= Odlanier Mena =

Chilean general (1926–2013)

Odlanier Rafael Mena Salinas (2 April 1926 – 28 September 2013) was a Chilean general during the military dictatorship of Chile. He was director of the Central Nacional de Informaciones (CNI), a Chilean intelligence agency, between 1977 and 1980. He was convicted for three murders related to the Caravan of Death and was sentenced to six years imprisonment in 2009. From June 2011 onwards he was allowed to stay weekends at his own home. In September 2013 Chilean President, Sebastián Piñera, announced to closure of the Cordillera prison where Mena had been housed. The luxurious conditions at the jail had been criticized, amongst others by former Chilean presidents.
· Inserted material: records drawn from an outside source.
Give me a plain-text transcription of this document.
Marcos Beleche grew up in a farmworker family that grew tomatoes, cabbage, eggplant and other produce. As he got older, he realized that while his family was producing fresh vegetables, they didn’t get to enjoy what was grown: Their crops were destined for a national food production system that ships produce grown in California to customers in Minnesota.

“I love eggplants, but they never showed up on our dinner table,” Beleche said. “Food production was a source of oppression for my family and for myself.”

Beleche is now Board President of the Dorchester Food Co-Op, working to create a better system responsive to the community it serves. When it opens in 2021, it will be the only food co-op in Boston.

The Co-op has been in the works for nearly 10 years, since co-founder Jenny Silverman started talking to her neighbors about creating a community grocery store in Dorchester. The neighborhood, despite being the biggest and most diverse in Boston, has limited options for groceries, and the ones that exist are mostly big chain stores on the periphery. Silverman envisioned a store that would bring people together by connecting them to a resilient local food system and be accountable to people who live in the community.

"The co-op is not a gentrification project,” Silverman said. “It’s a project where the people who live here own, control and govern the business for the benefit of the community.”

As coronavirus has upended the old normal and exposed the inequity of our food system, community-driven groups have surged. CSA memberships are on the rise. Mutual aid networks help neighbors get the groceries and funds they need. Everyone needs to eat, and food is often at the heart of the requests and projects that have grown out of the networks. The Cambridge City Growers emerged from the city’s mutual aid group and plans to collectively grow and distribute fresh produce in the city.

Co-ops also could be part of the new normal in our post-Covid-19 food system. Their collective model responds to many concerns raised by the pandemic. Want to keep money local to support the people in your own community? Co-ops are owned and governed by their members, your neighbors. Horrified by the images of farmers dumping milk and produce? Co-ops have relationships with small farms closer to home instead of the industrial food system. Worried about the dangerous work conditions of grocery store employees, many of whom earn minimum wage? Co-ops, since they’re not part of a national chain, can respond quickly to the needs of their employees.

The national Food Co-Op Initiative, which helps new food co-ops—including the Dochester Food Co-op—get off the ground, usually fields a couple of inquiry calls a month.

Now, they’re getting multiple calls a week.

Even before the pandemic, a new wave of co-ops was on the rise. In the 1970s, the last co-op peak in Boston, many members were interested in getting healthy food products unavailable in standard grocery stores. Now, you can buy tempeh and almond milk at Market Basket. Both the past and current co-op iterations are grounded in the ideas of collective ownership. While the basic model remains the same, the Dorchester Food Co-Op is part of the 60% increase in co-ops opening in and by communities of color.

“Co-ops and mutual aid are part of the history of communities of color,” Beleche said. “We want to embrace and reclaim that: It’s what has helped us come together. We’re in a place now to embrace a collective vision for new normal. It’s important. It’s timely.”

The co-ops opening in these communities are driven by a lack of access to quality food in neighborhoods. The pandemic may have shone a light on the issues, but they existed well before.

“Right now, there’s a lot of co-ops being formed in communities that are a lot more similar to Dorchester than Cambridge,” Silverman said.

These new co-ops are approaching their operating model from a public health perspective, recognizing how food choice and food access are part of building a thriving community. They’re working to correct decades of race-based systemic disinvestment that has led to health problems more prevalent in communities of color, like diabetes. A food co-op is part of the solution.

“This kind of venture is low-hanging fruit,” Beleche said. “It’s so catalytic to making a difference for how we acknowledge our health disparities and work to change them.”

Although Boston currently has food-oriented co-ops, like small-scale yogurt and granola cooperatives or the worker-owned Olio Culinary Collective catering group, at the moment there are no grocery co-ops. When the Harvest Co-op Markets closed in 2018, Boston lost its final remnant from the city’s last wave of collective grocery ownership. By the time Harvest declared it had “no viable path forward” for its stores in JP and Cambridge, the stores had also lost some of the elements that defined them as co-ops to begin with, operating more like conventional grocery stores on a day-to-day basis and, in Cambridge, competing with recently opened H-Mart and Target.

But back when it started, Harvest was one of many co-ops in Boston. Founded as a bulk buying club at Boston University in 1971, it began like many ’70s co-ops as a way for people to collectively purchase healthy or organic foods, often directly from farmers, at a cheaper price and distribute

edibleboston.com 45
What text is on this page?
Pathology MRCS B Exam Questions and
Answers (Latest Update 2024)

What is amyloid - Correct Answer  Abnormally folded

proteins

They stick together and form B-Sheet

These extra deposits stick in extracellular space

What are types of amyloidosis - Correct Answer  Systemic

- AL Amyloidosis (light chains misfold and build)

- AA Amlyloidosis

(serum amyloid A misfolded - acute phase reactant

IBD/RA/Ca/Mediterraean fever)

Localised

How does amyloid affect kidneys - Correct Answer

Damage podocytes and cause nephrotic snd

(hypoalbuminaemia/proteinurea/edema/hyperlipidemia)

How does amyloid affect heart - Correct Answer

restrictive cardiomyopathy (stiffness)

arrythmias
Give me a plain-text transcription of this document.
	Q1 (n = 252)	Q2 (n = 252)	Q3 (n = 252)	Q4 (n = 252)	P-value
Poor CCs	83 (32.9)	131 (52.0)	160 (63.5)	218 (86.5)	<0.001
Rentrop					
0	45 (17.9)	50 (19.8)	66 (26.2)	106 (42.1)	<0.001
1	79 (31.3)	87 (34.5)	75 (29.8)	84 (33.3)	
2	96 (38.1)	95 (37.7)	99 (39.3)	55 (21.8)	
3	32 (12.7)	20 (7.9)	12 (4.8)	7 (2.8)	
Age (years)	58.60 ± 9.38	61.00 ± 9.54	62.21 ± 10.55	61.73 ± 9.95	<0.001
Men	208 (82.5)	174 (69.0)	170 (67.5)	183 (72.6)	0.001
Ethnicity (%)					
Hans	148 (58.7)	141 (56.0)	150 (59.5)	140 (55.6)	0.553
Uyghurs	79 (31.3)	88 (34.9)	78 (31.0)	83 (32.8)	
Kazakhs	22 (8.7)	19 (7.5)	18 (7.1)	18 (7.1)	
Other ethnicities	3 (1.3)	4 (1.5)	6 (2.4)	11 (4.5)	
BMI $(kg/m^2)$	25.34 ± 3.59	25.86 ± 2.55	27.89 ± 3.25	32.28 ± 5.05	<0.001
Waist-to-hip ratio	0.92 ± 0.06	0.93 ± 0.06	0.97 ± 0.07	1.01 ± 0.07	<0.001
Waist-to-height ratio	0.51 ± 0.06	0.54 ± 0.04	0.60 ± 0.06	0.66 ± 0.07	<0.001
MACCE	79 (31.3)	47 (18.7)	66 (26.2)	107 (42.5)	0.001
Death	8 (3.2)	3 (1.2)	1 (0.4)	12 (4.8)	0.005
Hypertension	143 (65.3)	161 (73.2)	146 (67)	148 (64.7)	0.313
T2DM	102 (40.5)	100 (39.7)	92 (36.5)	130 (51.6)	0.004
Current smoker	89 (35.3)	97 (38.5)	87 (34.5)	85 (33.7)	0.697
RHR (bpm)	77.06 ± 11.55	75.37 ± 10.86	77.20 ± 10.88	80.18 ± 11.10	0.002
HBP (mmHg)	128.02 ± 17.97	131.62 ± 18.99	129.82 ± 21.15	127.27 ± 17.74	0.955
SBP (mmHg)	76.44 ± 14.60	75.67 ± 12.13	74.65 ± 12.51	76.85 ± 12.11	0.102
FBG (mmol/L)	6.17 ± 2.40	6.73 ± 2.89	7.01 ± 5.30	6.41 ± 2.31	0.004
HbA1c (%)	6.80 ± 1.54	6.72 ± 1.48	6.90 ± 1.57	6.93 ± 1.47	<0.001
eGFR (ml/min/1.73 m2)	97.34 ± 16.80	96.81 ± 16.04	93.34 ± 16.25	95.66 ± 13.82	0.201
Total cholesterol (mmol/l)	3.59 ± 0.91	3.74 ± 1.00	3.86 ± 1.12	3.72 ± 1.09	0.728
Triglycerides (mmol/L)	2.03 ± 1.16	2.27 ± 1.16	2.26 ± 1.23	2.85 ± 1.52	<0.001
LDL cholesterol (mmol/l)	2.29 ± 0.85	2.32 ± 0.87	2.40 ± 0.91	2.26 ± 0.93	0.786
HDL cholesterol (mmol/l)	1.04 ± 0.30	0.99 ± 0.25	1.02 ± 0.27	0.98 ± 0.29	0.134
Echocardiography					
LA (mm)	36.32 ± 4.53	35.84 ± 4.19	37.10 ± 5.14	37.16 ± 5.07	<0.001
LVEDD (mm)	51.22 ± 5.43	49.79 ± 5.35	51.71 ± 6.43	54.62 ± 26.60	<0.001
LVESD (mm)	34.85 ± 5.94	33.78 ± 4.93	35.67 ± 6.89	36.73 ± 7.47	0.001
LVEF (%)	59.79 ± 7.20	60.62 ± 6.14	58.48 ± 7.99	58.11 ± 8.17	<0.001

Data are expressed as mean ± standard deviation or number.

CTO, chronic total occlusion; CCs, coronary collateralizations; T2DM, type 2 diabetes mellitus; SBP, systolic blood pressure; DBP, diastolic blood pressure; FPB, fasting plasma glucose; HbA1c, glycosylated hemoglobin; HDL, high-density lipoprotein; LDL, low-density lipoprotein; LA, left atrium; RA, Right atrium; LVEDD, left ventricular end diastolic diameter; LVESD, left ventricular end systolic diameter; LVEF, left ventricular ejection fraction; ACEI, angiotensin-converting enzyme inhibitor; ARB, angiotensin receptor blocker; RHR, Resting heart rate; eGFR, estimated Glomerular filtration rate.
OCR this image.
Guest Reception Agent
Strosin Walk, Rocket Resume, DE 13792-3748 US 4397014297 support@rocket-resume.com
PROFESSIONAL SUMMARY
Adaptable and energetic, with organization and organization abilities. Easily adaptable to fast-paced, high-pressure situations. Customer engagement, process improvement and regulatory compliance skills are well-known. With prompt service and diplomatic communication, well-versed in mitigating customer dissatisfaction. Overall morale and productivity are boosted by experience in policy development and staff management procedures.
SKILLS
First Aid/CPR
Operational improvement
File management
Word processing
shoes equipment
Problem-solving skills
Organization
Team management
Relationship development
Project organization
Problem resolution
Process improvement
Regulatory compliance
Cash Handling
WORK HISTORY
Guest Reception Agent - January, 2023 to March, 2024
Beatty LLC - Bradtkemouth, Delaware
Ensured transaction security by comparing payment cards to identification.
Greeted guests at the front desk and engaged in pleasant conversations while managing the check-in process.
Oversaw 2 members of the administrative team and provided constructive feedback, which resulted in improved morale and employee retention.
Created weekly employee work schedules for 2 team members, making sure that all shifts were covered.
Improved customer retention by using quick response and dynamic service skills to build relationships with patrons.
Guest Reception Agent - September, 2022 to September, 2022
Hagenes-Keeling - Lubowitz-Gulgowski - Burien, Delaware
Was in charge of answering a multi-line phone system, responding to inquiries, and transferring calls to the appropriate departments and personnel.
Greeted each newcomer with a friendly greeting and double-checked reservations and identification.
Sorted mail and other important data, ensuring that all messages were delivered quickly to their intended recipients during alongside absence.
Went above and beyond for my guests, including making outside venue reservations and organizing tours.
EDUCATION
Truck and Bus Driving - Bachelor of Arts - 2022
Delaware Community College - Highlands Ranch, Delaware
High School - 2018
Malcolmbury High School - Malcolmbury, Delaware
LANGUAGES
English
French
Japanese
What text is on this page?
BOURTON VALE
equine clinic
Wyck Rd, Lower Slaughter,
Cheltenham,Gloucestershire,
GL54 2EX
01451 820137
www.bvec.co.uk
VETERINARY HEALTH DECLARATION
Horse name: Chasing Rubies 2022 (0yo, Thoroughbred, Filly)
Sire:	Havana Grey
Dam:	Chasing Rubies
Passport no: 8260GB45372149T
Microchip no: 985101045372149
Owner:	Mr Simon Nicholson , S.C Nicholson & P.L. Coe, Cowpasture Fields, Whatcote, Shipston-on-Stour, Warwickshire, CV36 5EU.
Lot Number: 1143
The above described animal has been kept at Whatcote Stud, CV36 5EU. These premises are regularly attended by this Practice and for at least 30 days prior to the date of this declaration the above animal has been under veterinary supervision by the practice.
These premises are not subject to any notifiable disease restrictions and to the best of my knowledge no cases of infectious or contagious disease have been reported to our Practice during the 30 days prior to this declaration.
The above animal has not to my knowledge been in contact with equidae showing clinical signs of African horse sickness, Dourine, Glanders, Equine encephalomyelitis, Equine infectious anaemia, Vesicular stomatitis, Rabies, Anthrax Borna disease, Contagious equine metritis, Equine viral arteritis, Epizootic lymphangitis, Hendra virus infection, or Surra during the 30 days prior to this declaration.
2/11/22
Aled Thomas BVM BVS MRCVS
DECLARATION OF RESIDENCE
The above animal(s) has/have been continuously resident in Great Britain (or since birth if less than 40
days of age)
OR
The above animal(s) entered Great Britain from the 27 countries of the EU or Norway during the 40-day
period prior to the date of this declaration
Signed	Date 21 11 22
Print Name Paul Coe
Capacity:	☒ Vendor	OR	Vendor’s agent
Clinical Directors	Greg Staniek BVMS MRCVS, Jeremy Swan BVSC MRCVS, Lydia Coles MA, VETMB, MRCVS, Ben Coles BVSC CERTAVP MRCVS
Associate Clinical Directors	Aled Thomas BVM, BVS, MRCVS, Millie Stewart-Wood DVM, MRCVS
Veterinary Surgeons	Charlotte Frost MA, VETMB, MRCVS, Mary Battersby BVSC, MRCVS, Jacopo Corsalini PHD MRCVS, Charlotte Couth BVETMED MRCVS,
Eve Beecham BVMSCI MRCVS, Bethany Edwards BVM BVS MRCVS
According to his lawyer, Mena was worried about moving to a new jail due to a lack of medical attention possibilities. Mena shot himself at his home on 28 September 2013, at the age of 87. His lawyer blamed the suicide on the upcoming relocation of prisoners detained at Cordillera.

Before late 1975 Mena had been head of the Army Intelligence Unit (SIM), when he fell out with Manuel Contreras. In 1975 he retired from the Army. Mena was subsequently made ambassador to Panama and eventually Uruguay. During his time in Uruguay he was recalled to Chile to become head of the CNI. From 1983 to 1985 Mena was ambassador to Paraguay.